Taylor Swift is being honored by Billboard Magazine as the Woman of the Decade, and the new cover story is a deep dive interview into her career. Swift hits on a wide range of topics, including social media and the state of the music industry, as well as her transition from country music to pop's reigning queen.

She explained that she missed the camaraderie that exists in country music.

“I had so many mentors in country music. Faith Hill was wonderful. She would reach out to me and invite me over and take me on tour, and I knew that I could talk to her. Crossing over to pop is a completely different world. Country music is a real community, and in pop I didn’t see that community as much."

Country Vs. Pop

Swift continued, explaining that the insular nature of the pop community is starting to change.

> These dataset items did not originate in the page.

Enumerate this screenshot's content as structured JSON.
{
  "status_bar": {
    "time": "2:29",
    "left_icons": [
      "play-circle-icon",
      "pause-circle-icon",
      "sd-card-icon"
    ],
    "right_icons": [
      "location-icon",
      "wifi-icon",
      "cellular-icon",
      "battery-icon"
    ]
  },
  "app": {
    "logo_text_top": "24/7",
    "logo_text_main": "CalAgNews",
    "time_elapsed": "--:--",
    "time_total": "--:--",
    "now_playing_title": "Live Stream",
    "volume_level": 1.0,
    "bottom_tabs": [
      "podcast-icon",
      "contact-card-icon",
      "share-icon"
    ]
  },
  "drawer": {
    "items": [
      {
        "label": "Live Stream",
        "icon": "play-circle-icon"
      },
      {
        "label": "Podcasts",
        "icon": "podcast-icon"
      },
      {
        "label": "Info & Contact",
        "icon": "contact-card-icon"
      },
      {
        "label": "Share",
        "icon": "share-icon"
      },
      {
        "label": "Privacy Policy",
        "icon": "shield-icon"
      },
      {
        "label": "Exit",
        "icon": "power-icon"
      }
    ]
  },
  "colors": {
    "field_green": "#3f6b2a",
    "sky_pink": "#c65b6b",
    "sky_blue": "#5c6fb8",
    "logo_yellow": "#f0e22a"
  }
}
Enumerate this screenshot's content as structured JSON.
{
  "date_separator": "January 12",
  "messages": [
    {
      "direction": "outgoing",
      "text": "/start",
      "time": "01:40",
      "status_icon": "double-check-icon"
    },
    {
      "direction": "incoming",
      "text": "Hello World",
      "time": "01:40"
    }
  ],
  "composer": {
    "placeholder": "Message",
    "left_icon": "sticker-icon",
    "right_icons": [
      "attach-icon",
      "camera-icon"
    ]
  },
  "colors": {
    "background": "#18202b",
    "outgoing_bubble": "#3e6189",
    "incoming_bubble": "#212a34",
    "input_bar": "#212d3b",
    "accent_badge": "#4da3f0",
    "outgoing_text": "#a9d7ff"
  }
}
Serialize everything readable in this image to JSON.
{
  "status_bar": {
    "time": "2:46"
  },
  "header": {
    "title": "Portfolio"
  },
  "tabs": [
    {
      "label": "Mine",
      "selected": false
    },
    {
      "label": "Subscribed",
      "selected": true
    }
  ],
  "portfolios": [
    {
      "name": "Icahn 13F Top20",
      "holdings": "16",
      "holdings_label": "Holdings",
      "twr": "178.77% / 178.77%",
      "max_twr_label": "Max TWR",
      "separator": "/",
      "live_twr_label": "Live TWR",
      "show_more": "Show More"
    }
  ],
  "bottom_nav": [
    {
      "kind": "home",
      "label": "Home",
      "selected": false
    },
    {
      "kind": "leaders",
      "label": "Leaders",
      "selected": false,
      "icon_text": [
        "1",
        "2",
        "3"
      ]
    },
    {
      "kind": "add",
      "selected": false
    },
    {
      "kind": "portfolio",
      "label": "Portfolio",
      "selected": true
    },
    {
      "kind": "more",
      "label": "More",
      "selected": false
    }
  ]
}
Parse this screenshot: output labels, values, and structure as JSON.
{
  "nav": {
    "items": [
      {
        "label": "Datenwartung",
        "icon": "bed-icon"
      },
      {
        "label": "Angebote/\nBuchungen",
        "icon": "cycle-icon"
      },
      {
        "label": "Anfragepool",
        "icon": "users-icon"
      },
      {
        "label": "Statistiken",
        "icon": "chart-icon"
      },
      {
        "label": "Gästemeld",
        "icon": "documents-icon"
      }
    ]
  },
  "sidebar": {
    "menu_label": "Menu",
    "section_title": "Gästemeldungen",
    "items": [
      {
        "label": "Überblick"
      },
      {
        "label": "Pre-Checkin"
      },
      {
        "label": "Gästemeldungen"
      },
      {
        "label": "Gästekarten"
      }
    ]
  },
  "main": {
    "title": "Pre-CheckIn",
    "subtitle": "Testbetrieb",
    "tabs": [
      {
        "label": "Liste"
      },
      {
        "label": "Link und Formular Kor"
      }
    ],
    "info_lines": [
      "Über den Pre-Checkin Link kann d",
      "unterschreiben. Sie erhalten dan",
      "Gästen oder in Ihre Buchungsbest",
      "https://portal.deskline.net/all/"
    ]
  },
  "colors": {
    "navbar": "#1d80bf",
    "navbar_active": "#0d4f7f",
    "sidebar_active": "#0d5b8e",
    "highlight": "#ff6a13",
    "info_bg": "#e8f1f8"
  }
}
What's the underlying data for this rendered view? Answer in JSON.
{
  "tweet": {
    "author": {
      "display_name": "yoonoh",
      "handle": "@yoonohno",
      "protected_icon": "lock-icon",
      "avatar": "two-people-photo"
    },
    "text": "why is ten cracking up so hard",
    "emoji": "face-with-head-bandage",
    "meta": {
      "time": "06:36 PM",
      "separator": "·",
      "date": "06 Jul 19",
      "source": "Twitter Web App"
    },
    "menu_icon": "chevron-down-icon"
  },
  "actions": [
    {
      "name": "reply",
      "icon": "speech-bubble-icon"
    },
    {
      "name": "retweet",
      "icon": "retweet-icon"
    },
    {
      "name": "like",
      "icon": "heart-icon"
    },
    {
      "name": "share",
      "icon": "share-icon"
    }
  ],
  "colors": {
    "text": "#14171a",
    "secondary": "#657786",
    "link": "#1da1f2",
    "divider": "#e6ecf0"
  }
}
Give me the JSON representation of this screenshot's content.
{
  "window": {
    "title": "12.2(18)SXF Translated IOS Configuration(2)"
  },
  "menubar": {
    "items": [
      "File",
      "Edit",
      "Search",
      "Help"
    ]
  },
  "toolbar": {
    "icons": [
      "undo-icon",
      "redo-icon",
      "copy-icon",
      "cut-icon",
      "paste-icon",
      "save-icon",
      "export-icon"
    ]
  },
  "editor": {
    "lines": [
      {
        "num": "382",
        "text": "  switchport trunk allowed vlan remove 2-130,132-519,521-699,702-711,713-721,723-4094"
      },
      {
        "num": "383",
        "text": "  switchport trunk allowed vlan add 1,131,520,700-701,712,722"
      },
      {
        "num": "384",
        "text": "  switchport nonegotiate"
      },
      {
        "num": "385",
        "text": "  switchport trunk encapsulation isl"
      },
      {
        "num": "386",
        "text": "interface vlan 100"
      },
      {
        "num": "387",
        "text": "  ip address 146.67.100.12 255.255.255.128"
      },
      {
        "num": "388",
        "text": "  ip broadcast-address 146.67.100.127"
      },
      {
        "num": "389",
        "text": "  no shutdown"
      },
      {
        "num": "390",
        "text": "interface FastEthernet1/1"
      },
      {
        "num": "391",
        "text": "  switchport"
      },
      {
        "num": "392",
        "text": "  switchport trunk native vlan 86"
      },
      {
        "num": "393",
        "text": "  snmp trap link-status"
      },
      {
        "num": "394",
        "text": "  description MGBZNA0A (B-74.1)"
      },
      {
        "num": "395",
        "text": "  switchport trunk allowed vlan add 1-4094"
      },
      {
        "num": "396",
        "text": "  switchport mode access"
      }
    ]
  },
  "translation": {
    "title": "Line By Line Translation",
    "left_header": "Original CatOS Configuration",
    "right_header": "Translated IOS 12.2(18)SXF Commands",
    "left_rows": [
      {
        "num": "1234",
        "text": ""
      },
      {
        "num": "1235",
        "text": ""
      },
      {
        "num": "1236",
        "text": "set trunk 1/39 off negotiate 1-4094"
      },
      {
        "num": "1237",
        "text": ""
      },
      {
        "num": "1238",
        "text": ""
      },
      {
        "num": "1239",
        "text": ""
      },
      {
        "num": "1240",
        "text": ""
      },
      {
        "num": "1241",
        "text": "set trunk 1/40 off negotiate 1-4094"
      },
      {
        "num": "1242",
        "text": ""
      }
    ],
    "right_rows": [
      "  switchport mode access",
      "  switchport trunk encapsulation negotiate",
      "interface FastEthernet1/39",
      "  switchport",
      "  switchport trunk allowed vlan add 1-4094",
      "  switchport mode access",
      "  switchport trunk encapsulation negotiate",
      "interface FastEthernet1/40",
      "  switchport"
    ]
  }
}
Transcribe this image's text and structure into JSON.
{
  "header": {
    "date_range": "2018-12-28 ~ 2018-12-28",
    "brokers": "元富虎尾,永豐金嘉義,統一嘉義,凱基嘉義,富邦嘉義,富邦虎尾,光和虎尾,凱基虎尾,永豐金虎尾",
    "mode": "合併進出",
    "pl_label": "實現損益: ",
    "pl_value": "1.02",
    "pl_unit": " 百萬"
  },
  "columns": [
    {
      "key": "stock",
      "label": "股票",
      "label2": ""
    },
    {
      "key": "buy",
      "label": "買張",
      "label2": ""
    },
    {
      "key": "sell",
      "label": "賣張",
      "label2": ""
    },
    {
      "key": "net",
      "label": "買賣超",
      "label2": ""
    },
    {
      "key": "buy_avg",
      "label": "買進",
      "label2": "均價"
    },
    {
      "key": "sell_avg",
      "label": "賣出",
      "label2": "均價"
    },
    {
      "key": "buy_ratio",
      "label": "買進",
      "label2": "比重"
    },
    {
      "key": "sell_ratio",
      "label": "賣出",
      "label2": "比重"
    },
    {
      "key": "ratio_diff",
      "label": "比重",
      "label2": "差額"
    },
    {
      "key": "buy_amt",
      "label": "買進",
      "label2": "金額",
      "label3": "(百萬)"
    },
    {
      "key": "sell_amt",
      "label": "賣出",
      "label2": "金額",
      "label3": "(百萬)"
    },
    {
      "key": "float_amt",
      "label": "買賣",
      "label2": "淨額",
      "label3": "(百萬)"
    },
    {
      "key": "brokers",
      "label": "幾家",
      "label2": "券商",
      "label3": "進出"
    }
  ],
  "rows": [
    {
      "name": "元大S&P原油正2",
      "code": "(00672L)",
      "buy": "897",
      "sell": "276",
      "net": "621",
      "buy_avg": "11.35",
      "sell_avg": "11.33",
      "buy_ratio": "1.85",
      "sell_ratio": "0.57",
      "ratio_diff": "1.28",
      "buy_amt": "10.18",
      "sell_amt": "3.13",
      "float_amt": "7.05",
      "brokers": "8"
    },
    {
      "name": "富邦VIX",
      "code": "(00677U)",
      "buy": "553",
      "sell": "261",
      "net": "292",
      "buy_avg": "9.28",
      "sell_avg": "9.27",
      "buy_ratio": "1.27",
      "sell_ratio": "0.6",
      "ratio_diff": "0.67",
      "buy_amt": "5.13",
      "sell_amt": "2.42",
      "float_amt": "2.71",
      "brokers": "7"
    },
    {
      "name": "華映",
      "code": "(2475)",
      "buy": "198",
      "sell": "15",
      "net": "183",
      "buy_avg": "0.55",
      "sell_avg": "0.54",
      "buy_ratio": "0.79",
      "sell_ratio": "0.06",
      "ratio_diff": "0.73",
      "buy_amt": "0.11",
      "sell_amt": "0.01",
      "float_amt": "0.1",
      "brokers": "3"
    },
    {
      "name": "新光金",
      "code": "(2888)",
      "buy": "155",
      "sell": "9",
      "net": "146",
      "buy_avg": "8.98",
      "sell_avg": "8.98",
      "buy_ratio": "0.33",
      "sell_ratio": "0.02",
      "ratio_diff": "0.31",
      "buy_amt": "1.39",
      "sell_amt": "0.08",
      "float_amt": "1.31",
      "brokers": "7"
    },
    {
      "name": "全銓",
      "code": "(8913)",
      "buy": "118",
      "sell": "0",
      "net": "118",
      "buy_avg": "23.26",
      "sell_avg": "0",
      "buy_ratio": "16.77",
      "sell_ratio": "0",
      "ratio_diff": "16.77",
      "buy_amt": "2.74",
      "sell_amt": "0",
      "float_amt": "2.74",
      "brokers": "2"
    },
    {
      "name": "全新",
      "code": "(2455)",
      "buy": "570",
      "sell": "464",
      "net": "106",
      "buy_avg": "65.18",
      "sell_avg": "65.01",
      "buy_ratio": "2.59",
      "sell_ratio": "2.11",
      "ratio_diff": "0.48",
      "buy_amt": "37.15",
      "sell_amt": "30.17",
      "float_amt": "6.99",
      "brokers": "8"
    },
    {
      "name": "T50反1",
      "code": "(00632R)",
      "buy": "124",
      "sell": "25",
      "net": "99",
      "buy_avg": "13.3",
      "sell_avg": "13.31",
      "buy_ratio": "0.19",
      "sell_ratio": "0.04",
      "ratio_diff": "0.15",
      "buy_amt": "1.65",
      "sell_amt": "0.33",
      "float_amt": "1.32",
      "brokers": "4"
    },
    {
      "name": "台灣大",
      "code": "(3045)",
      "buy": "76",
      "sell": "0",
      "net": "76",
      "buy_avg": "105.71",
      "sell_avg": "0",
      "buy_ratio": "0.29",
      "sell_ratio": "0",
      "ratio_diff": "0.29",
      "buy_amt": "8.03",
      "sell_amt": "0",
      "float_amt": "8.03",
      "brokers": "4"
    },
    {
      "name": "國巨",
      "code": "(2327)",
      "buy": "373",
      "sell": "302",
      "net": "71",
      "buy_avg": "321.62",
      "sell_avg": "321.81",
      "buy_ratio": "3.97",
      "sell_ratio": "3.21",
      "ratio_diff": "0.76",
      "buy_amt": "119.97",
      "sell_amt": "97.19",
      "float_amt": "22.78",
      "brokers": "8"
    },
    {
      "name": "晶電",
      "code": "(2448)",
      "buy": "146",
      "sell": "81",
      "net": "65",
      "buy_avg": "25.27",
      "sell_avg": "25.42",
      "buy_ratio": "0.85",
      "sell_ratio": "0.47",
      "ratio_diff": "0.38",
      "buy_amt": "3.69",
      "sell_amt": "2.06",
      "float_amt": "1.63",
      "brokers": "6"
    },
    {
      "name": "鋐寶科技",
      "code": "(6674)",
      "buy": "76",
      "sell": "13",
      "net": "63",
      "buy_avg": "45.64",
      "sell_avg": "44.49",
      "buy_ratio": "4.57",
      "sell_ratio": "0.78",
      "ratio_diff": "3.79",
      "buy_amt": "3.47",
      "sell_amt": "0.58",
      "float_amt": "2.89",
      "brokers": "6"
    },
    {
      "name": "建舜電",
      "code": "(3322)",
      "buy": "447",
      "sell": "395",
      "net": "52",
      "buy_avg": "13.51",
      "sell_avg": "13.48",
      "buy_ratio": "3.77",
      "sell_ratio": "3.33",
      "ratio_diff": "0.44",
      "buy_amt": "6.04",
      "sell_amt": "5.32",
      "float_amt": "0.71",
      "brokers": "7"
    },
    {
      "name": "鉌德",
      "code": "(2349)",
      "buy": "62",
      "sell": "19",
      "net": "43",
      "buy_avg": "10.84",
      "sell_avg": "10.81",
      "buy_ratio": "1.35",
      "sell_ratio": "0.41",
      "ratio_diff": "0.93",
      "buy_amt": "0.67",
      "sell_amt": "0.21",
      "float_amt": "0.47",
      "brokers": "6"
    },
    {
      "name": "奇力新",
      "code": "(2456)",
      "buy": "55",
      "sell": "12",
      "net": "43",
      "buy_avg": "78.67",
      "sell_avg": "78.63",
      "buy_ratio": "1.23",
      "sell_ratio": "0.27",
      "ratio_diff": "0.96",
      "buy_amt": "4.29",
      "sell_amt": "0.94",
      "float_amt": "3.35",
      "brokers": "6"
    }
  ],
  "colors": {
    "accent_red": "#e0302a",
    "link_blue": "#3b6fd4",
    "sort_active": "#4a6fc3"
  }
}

Perhaps Swift's own attempts to weaponize the "squad" played a hand.

"Now there is a bit of one between the girls in pop — we all have each other’s numbers and text each other — but when I first started out in pop it was very much you versus you versus you. We didn’t have a network, which is weird because we can help each other through these moments when you just feel completely isolated."

Dealing With Haters

The narrative around Swift is often her versus her haters, and she doesn't shy away from addressing that in the interview either.

"“It’s sort of an amalgamation of all of it. People who aren’t active fans of your music, who like one song but love to hear who has been canceled on Twitter. I’ve had several upheavals of somehow not being what I should be. And this happens to women in music way more than men. That’s why I get so many phone calls from new artists out of the blue — like, ‘Hey, I’m getting my first wave of bad press, I’m freaking out, can I talk to you?’ And the answer is always yes! I’m talking about more than 20 people who have randomly reached out to me. I take it as a compliment because it means that they see what has happened over the course of my career, over and over again."

What Needs To Change In The Industry

Swift has been feuding with Scooter Braun very publicly over the ownership of the masters of her first six albums. She addressed the controversy and framed it within a broader issue in the music industry.

"We have a long way to go. I think that we’re working off of an antiquated contractual system. We’re galloping toward a new industry but not thinking about recalibrating financial structures and compensation rates, taking care of producers and writers.

We need to think about how we handle master recordings, because this isn’t it. When I stood up and talked about this, I saw a lot of fans saying, ‘Wait, the creators of this work do not own their work, ever?’ I spent 10 years of my life trying rigorously to purchase my masters outright and was then denied that opportunity, and I just don’t want that to happen to another artist if I can help it. "

Is Change Possible?

Although there is a long way to go in terms of the ownership of creators, Swift hopes that the industry is capable of change.

"I want to at least raise my hand and say, ‘This is something that an artist should be able to earn back over the course of their deal — not as a renegotiation ploy — and something that artists should maybe have the first right of refusal to buy.’

God, I would have paid so much for them! Anything to own my work that was an actual sale option, but it wasn’t given to me."